他只是表情放空地被魏尔伦控制住,又在魏尔伦质问他到底是怎么回事时,平静地开口:
“能是怎么回事,就是这么回事。”
“酒栗来自高维度世界,他不喜欢你了,所以他回高维度世界去了,他也不会再来见你了。你想杀我就杀吧,反正这具身体酒栗也用不上了,酒栗不在,它也不过是我创造出来的一件废品而已。”
兰波已经来到了魏尔伦身边。
见“酒栗”一副死猪不怕开水烫的样子,兰波皱着眉,拦住了魏尔伦想要立刻杀死“酒栗”的动作。
然后,兰波抬手,用[彩画集]控制住了“酒栗”的手脚,又用威胁的语气道:“你就只有这些话想说?”
“酒栗”笑了两下,笑得一点也不好看。
他知道这里的所有人都在看他的笑话,都觉得他被魏尔伦和兰波轻易按住的状态非常好笑……但是他不在乎。
因为他根本不是这些人以为的牧神,他是这个世界的世界意识。
现在,酒栗带着他的[书]回到了酒栗自己的世界,他迟早会失去所有力量,而后被酒栗杀掉的。
只是早晚而已。
现在被杀掉也挺好,至少他不是失去力量再死掉,也不是被酒栗反复虐待、把酒栗尝过没尝过的苦都尝到吐再死掉。
他的一生风风光光,他死的时候也依旧是这个世界的世界意识,是最为伟大的存在。他死后,如果酒栗不及时继承他的身份回来,只需要十年……不,六七年就差不多了,这个世界就会因为他的死亡彻底乱套,所有人都要给他陪葬。
啊,光是想到这里,他的心情就又好了不少。
快点死掉吧,哪怕是快一分,快一秒,整个世界都要和他一起少掉这一分一秒。
或许等到世界倾覆后,力量回归他的身体,他还有机会重新睁开眼睛,让一切再来一次呢。
这样想着,“酒栗”脸上的笑容越来越大。
又被兰波以对待犯人的语气催促,他终于转了转眼珠子,看向了魏尔伦。
而后,他又用恶劣至极的语气重复了一遍:
“酒栗不会回来了,高维度生物不可能爱上低维度生物,更不可能爱上差点让自己栽在了低维度的低维度生物。在酒栗意识到自己的身份和你存在的价值的瞬间你们就完蛋了,你再喜欢酒栗都没用。”
“作为低维度生物,你的爱情,乃至你本身什么都不算。
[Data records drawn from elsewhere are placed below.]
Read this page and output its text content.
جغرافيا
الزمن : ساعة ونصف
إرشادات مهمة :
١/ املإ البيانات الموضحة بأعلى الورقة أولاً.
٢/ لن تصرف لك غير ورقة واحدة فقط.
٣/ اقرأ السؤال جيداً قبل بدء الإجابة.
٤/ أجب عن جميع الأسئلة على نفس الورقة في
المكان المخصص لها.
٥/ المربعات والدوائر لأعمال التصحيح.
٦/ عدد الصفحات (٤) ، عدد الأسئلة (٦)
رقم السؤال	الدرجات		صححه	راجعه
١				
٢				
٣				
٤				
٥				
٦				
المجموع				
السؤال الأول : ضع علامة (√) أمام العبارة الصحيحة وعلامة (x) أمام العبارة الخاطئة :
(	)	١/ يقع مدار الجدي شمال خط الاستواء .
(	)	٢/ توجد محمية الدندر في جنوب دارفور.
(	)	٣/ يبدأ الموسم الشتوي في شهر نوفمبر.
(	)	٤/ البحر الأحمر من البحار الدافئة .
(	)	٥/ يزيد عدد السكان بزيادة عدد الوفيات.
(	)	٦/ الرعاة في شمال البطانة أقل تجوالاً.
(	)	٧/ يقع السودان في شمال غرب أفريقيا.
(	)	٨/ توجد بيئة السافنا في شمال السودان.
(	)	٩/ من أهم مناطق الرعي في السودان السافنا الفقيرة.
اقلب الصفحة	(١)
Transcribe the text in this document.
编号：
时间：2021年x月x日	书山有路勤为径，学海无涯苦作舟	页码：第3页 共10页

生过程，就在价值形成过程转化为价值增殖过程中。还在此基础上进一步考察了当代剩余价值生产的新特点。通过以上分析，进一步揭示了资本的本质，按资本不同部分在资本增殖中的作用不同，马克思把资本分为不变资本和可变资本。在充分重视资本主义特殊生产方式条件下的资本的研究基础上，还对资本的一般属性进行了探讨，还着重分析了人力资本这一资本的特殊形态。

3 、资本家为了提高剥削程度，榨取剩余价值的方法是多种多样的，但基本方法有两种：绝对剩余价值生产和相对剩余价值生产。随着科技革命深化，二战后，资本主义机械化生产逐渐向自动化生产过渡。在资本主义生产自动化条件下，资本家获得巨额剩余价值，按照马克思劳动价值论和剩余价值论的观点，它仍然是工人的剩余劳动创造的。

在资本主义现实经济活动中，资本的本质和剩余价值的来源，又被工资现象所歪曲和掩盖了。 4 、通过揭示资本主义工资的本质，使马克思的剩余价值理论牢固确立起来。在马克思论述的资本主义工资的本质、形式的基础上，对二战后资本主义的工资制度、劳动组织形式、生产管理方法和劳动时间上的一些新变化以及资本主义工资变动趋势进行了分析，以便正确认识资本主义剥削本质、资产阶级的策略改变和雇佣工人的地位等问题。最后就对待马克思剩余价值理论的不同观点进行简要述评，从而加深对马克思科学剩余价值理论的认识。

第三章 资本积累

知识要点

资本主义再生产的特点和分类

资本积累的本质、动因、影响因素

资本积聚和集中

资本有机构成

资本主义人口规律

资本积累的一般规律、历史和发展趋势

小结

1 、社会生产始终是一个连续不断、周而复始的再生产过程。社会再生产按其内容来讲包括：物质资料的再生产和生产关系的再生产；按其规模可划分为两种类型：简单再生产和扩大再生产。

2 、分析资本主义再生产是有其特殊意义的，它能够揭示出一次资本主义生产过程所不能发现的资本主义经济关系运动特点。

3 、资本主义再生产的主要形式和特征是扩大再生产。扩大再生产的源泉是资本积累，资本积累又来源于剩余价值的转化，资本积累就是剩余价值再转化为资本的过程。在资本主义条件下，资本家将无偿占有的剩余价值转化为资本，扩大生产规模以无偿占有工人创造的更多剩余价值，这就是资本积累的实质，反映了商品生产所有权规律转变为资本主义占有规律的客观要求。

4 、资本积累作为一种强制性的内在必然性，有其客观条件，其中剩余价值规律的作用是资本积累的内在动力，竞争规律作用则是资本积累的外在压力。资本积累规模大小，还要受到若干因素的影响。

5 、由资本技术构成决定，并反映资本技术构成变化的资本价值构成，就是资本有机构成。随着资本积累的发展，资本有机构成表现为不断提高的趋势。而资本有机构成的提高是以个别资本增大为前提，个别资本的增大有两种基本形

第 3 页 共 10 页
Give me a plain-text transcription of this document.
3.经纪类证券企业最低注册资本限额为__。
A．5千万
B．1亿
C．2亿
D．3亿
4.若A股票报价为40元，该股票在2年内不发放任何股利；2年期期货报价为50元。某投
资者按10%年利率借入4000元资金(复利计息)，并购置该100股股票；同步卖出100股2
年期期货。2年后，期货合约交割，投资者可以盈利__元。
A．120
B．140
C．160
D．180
你顶多会变成酒栗的巢穴里一朵没有香气的花,一张挂在墙上可有可无的画……”
“叮——”
一声非常奇异的金属碰撞声响起。
是被惹怒的魏尔伦指挥着极细的丝线,瞬间穿透了“酒栗”的心脏。
暗红的血液流淌而出,但又因为[彩画集]瞬间改变的物理定律没有到处乱溅,只是汇聚成了一股在空气中流淌的小河。
而作为做出这种事的人,魏尔伦的脸上甚至没有任何“纠结”或者“痛苦”的情绪。
能看出来,魏尔伦将“酒栗”和作为他的恋人的酒栗分得格外清楚,就算他们使用的是同一具身体,魏尔伦也丝毫不会动摇。
“酒栗”早就猜到会这样了,毕竟魏尔伦是他创造的孩子,他早就清楚,不管魏尔伦的外表看起来多像人类,实际上,对方都只是一个会随时暴露本性、暴露自己其实根本就没有多少人类感情的非人类。
所以“酒栗”临死之时依旧在微笑。
他就这样笑着,就像感知不到痛苦,也不会为自己的死亡难过……非人程度比起魏尔伦也不遑多让。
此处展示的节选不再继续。